La question peut paraître anecdotique. Elle est pourtant cruciale tant les rapports de force entre les pays alliés de Kiev tiennent à la réputation de leurs dirigeants, et au degré de confiance qu’ils ont l’un envers l’autre. Le président ukrainien lui-même, Volodymyr Zelensky, incarnation de la résistance de son peuple face à l’invasion russe déclenchée voici bientôt un an, a d’ailleurs son avis sur le sujet.
Interrogé le 8 février au soir par Le Figaro et l’hebdomadaire allemand Der Spiegel, il a répondu sans ambages à propos de son homologue français : « Je crois qu’il a changé. Et qu’il a changé pour de vrai cette fois. »

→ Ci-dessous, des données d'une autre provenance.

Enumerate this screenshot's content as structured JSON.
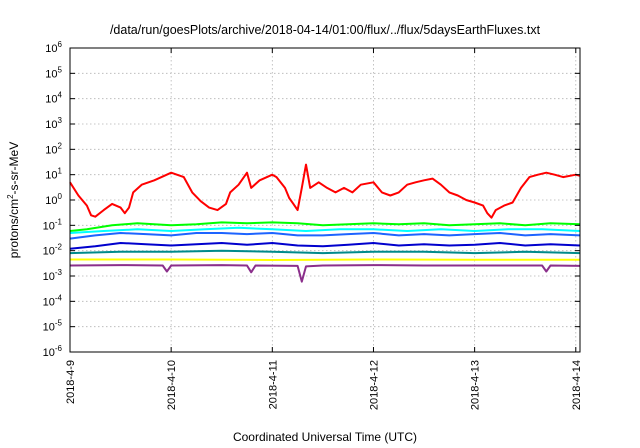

En quelques mots ciselés, la réponse a suscité le discret agacement de l’Elysée, d’autant plus que l’entretien est apparu en ligne, au moment même où le chef d’Etat ukrainien était attendu à Paris, après avoir été reçu en grande pompe à Londres, et avant de participer au conseil européen convoqué le lendemain à Bruxelles.
« Tout le monde a changé, à commencer par le président Zelensky, qui n’est plus le même qu’avant la guerre », expliquait un diplomate français, au lendemain de ces retrouvailles. Certes, mais jamais Volodymyr Zelensky n’a fait ce genre de commentaire à l’égard de son autoproclamé « meilleur allié » Boris Johnson, l’ancien premier ministre britannique. Ni à propos de Joe Biden, le président des Etats-Unis, sans qui l’Ukraine, toute mobilisée qu’elle est pour résister à l’envahisseur russe, aurait été rayée de la carte des Etats indépendants.
Jouer les médiateurs
La saillie donne à la fois une idée de l’étroitesse et de l’ambiguïté des liens tissés entre le chef d’Etat ukrainien et son homologue français, avant comme après le début de l’invasion russe, le 24 février 2022. Si Emmanuel Macron a, au fil des mois, affirmé de manière de plus en plus nette son soutien à l’Ukraine, jusqu’à sa « victoire » – un mot que le chancelier Olaf Scholz ne reprend pas à son compte –, la France reste l’un des piliers du camp des « modérés », contre les « va-t-en-guerre » européens, dixit M. Macron, ces pays en première ligne soucieux de défaire la Russie par les armes, afin de susciter, dans l’idéal, un changement de régime à Moscou. Sur ce point-là, Emmanuel Macron n’a pas vraiment changé, et rêve encore de jouer les médiateurs.
Si les appels téléphoniques à Vladimir Poutine se sont faits rares – le dernier remonte à septembre –, la volonté assumée du chef de l’Etat français de parler à son homologue russe tranche avec l’attitude de Joe Biden, qui s’est refusé à tout contact direct avec le chef du Kremlin depuis le début des hostilités. Londres et une bonne partie des capitales d’Europe centrale, baltes ou scandinaves considèrent désormais que Poutine est davantage un criminel de guerre, après les massacres perpétrés par ses troupes contre les populations civiles, qu’un interlocuteur fiable.